By the end of March, Hertz Global Holdings Inc. had accumulated $ 18.7 billion in debt with only $ 1 billion in available cash.
Starting in mid-March, the company – whose car rental groups also include Dollar and Thrifty – lost all of its earnings when a trip closed due to the new coronavirus, and began to run out of payments. in April. Hertz has also been in turmoil from management, appointing its fourth CEO in six years on May 18.
“No business is built for zero income,” former CEO Kathryn Marinello said during the company’s first quarter earnings conference call on May 12. “It’s only been so long that corporate reserves will carry them.”
At the end of March, Hertz fired 12,000 workers and put 4000 others on leave, reduced vehicle purchases by 90% and stopped all non-essential expenses. The company said the measures would save $ 2.5 billion a year.
But the cuts came too late to save Hertz, the country’s second largest car rental company founded in 1918 by Walter L. Jacobs, who started out in Chicago with a fleet of a dozen Ford Model Ts. Jacobs sold the business, originally called Rent-A-Car Inc., to John D. Hertz in 1923.

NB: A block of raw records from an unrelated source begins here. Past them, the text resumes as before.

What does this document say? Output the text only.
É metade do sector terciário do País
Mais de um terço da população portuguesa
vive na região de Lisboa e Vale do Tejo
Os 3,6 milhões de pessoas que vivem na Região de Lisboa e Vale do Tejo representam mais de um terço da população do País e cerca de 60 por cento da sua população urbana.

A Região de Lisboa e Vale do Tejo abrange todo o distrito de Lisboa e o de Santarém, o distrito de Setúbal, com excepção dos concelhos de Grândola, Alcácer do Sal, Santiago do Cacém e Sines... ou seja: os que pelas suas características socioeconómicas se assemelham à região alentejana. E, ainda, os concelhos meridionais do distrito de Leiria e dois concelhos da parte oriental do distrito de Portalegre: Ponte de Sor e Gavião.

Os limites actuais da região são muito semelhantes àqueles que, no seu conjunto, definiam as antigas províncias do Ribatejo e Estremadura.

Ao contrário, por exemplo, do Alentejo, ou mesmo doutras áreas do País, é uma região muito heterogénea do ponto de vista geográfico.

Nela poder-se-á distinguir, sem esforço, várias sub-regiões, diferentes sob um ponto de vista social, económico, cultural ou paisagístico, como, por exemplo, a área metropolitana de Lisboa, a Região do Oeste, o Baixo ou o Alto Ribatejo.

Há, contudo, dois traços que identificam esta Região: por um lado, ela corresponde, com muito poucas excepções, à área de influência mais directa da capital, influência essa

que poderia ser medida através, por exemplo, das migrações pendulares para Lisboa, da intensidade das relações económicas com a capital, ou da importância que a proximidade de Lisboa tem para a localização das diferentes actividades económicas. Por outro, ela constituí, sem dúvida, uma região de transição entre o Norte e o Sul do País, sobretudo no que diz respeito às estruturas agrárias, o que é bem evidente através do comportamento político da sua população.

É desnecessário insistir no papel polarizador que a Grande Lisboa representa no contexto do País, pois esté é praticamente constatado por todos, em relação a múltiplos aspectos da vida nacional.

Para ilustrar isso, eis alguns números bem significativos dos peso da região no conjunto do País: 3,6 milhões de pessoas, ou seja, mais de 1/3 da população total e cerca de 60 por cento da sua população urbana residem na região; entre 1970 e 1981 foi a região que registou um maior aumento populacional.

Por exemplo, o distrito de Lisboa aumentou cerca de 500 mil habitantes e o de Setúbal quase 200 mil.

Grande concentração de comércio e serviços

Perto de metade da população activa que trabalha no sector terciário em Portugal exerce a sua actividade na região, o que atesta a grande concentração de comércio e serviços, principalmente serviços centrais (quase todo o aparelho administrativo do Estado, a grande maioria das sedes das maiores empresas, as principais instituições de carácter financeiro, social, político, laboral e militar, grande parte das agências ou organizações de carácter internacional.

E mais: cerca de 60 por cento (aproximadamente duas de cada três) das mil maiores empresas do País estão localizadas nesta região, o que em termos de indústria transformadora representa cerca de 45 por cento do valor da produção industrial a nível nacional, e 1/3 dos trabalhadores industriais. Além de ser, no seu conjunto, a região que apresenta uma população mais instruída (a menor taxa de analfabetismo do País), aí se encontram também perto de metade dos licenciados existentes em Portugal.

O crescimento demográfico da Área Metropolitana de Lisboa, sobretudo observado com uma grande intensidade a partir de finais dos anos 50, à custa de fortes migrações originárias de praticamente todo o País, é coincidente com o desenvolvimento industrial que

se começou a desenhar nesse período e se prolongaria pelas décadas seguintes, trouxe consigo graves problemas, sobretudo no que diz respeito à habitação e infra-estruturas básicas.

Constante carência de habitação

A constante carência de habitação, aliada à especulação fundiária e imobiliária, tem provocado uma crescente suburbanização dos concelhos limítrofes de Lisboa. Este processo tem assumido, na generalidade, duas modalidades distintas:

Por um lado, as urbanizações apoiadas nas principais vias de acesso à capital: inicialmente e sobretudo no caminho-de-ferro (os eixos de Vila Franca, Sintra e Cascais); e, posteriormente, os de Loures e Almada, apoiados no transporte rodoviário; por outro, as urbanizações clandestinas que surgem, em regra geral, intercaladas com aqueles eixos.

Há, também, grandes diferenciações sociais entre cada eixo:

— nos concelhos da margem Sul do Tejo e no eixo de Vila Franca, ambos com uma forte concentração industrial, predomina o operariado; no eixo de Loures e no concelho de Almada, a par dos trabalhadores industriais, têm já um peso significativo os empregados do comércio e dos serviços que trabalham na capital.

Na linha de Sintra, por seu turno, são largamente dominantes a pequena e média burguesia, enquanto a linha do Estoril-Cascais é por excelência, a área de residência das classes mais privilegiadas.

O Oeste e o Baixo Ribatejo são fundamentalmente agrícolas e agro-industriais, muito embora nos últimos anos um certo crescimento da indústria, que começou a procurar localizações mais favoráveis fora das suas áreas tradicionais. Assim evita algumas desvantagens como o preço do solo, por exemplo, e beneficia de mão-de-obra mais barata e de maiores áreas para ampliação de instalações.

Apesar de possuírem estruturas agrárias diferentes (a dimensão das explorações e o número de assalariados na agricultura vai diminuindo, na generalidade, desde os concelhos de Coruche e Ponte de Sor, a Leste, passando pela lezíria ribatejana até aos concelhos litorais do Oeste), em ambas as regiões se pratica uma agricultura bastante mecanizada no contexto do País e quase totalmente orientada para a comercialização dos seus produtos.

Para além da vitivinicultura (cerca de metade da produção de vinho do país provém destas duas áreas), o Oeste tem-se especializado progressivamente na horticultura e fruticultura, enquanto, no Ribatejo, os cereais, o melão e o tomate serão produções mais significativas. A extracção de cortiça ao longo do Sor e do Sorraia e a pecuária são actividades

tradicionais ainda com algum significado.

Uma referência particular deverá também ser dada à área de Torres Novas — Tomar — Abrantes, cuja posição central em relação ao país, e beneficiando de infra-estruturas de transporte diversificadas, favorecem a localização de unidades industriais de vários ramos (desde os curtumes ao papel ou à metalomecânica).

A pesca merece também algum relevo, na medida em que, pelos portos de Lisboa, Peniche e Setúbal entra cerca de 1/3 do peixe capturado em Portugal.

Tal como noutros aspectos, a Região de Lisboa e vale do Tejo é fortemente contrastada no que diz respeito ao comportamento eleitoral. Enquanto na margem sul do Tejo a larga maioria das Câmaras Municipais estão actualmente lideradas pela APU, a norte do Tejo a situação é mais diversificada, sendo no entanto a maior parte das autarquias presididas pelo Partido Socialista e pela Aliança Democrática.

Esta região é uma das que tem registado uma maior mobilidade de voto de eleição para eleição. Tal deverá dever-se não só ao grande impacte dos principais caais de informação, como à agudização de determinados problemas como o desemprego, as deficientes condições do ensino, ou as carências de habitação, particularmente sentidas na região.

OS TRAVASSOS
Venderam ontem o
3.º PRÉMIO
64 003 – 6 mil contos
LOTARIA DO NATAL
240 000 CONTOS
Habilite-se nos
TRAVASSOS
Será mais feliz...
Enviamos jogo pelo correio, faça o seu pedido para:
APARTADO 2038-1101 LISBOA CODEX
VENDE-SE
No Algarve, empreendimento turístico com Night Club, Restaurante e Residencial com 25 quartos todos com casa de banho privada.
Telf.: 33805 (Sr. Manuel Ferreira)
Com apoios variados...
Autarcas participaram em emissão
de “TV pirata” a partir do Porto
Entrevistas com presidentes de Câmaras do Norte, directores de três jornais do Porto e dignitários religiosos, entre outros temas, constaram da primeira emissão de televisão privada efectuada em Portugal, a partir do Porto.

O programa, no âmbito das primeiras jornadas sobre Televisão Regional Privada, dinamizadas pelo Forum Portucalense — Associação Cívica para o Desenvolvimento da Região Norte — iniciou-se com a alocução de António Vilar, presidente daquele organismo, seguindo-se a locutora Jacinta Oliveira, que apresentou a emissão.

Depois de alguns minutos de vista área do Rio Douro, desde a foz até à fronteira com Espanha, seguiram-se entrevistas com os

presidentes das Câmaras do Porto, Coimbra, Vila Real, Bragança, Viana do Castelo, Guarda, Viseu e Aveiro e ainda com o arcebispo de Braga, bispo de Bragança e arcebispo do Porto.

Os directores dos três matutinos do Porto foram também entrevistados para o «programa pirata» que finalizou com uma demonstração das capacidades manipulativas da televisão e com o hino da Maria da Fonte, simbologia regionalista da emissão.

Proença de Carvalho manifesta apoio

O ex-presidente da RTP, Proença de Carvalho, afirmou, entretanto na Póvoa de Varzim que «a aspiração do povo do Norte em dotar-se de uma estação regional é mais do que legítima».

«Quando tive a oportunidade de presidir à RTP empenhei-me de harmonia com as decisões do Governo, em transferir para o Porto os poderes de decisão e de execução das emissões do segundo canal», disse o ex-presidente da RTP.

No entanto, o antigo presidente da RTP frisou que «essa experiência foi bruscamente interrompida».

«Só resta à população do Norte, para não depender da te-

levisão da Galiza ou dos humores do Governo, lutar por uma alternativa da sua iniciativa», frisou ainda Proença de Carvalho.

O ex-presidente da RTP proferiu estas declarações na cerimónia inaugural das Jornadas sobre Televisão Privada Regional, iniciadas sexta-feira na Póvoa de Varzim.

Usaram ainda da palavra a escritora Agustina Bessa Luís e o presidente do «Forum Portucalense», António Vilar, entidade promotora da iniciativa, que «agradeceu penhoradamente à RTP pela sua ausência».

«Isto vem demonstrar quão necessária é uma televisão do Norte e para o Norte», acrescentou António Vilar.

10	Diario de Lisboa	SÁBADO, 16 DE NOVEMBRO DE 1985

In a note to investors in late April, Jefferies analyst Hamzah Mazari predicted that rival Avis would survive the coronavirus crisis, but Hertz had only 50 to 50 chances “since it was slower to reduce costs ”.

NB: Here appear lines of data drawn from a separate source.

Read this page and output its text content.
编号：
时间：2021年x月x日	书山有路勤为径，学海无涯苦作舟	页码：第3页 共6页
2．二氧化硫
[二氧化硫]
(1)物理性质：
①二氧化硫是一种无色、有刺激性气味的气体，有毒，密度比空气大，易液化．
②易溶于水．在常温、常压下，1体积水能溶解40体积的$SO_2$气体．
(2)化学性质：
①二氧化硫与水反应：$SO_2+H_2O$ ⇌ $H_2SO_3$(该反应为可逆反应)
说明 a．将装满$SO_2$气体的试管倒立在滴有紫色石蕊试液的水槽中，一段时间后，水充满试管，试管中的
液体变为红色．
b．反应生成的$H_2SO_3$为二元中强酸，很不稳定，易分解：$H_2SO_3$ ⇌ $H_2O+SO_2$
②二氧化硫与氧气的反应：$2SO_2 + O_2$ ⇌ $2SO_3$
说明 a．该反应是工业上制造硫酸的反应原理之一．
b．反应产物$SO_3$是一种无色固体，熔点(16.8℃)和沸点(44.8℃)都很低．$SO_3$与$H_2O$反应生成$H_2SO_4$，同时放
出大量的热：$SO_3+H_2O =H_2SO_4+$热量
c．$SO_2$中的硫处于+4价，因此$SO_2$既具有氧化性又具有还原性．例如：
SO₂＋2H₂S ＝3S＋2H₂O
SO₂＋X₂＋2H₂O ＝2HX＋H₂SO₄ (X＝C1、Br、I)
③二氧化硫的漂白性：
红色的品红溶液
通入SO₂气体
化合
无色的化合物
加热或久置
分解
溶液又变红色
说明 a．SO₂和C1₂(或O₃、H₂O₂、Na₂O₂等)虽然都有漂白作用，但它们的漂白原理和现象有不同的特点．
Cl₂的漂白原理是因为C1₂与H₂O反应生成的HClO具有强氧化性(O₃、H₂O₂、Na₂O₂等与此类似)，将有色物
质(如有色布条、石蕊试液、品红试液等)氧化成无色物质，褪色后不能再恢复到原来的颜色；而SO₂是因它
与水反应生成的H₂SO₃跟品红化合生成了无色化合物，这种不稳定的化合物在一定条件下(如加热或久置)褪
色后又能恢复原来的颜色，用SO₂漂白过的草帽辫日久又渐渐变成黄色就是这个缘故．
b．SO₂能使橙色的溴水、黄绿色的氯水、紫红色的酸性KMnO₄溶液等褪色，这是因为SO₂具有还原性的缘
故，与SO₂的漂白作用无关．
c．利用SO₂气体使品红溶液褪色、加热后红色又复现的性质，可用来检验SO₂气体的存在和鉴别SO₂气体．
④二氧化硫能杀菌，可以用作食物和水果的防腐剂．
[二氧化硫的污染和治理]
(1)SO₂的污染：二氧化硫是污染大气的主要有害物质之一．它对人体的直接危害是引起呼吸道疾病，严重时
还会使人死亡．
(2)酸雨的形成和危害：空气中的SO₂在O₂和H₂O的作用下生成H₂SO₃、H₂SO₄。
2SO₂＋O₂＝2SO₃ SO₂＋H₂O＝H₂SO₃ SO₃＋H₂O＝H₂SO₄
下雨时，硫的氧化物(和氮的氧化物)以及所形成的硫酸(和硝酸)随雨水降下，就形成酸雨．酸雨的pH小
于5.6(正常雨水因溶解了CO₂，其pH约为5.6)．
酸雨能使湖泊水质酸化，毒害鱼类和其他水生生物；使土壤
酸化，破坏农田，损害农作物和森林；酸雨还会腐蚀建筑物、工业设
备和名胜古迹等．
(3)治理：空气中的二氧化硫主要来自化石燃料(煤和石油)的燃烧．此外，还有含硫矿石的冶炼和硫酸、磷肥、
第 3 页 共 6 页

On May 18, Hertz made the unusual decision to appoint Chief Operating Officer Paul Stone as CEO and announced that Marinello would step down from the position of CEO and the company’s board of directors. Mazari described the change as unusual a few days before a possible bankruptcy. He also noted that CEO changes have been common at Hertz since financier Carl Icahn joined the company in 2014.
Icahn’s holding company is Hertz’s largest shareholder, with a 38.9% stake in the company, according to FactSet.

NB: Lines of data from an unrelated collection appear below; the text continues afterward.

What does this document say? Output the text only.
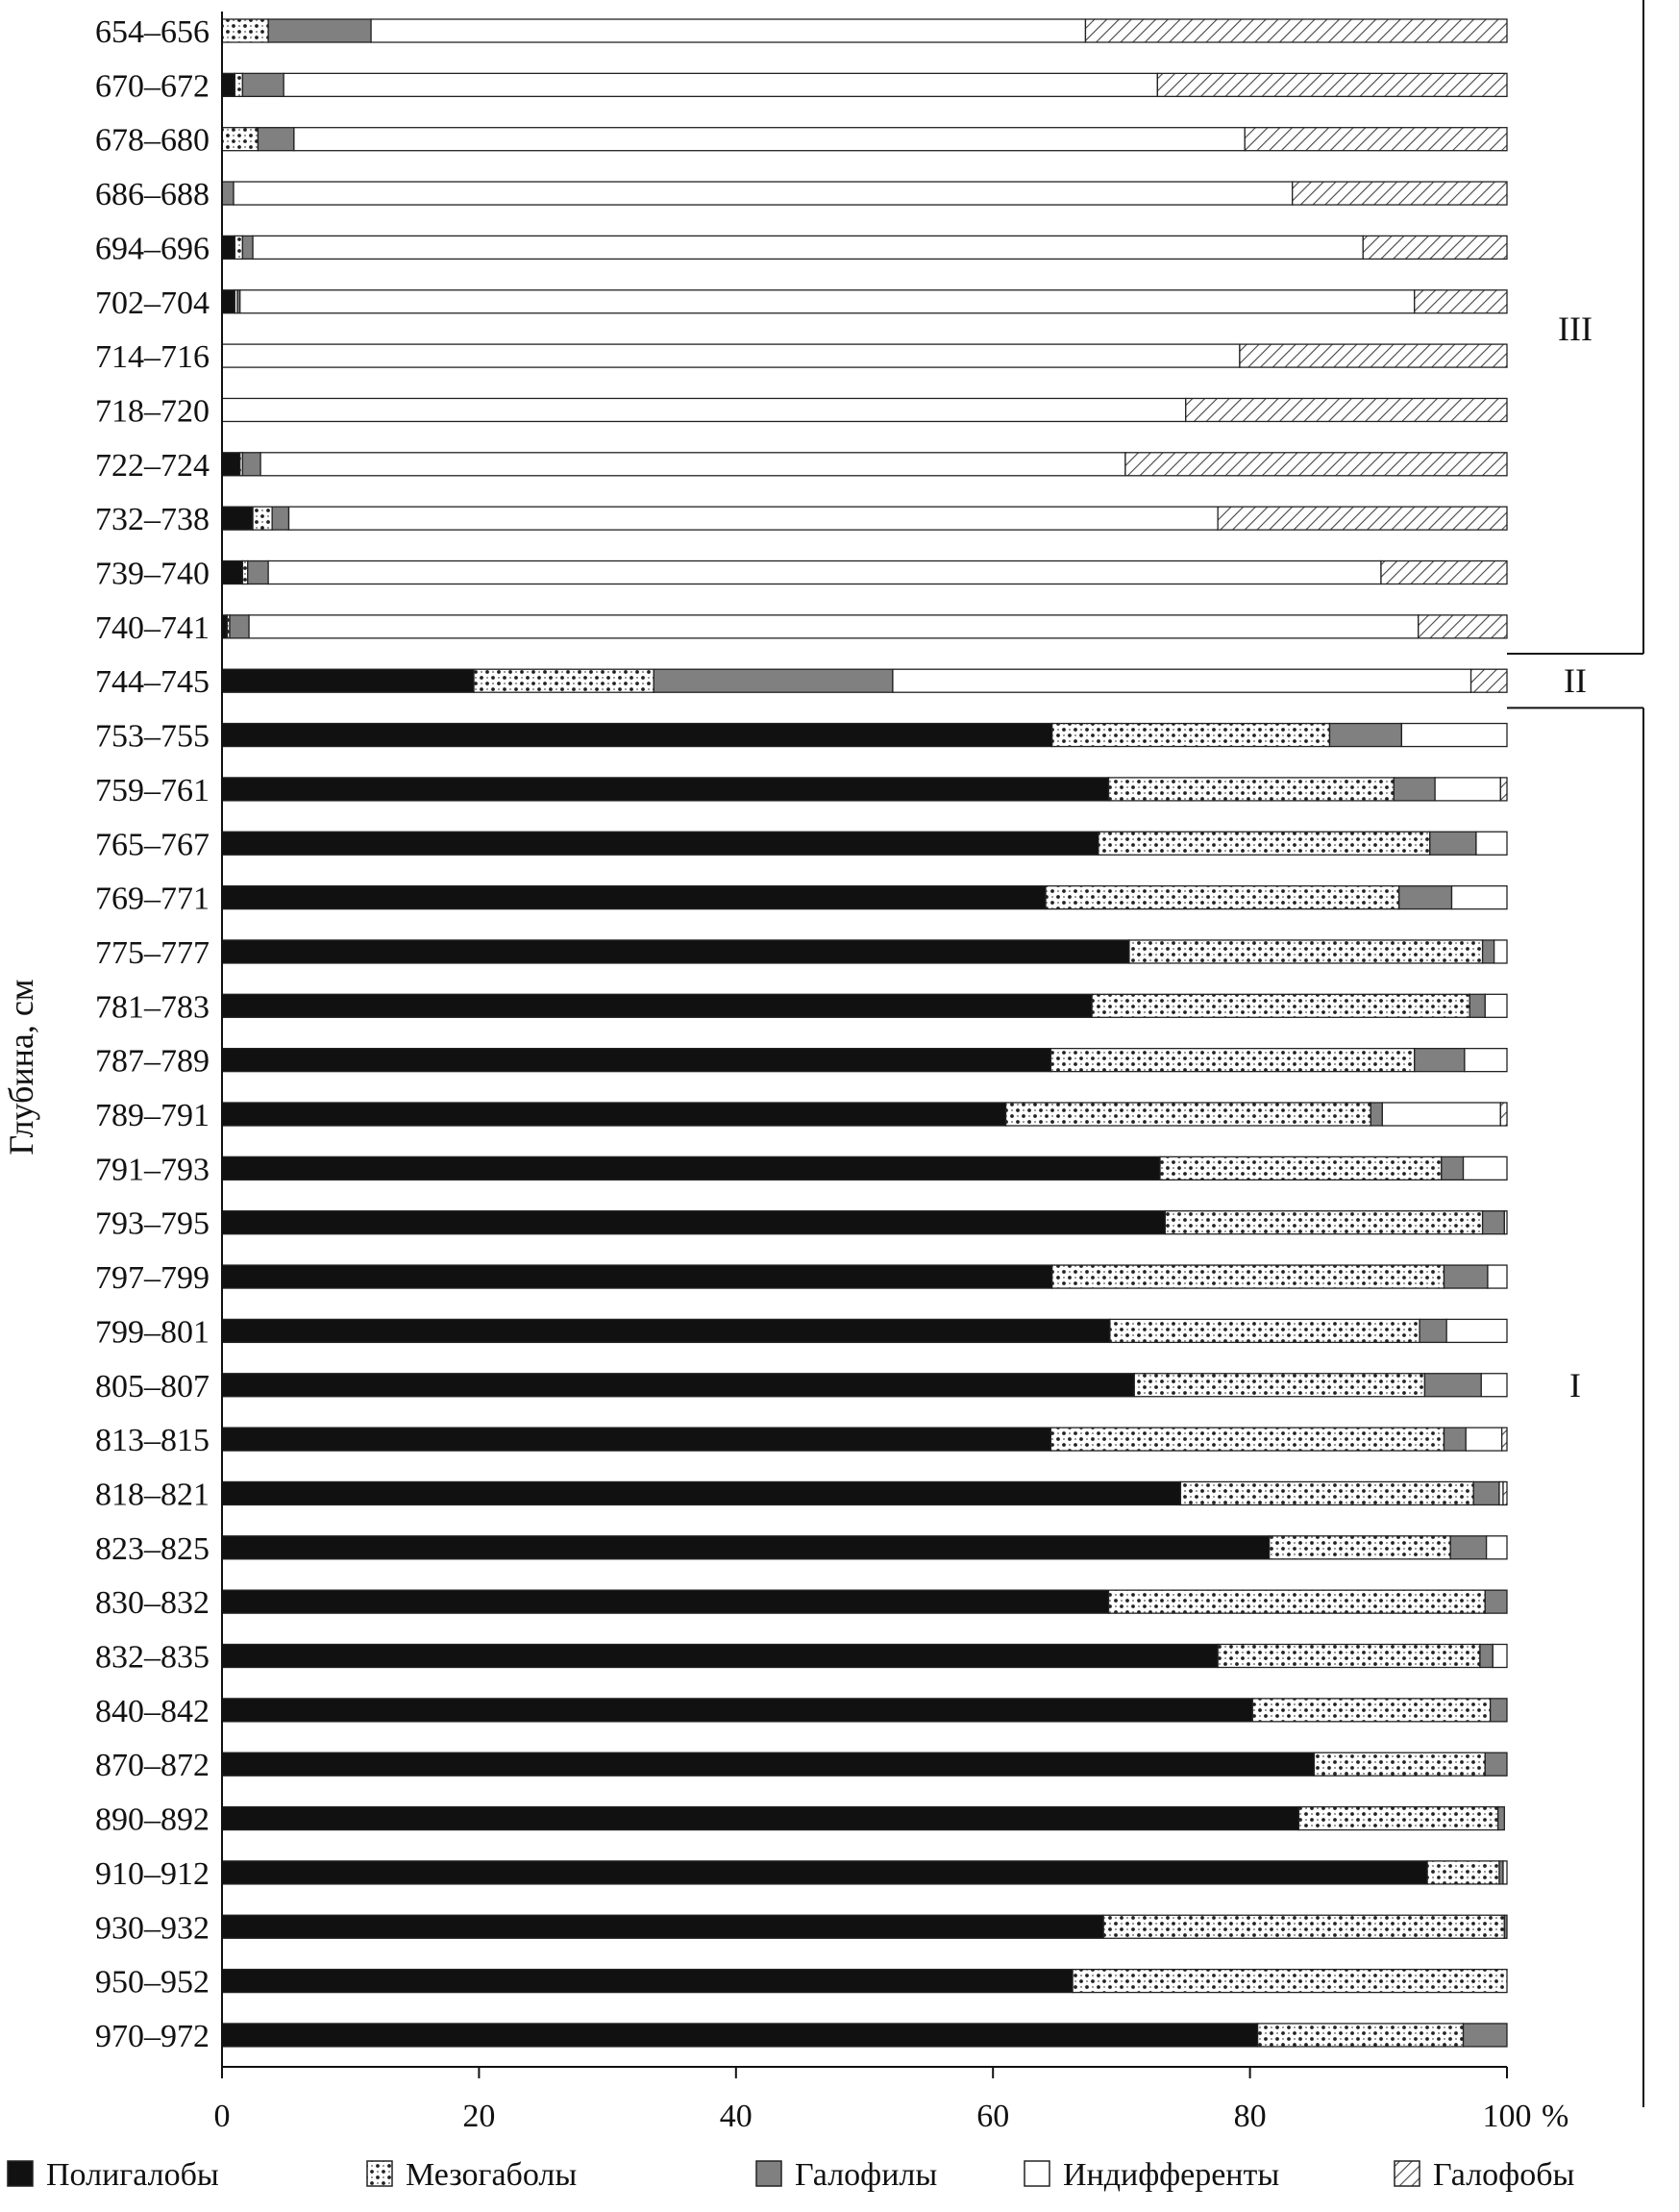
Глубина, см
654–656
670–672
678–680
686–688
694–696
702–704
714–716
718–720
722–724
732–738
739–740
740–741
744–745
753–755
759–761
765–767
769–771
775–777
781–783
787–789
789–791
791–793
793–795
797–799
799–801
805–807
813–815
818–821
823–825
830–832
832–835
840–842
870–872
890–892
910–912
930–932
950–952
970–972
0	20	40	60	80	100 %
III
II
I
Полигалобы	Мезогаболы	Галофилы	Индифференты	Галофобы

Deutsche Bank analyst Chris Woronka credited Marinello for boosting Hertz’s revenue growth, writing in a note to investors that it increased 16% in 2018 and 2019 combined.
Hertz’s bankruptcy case was not a surprise. In its first quarter report filed earlier in May with securities regulators, the company said it may not be able to repay or refinance its debt and may not have enough cash to continue operating.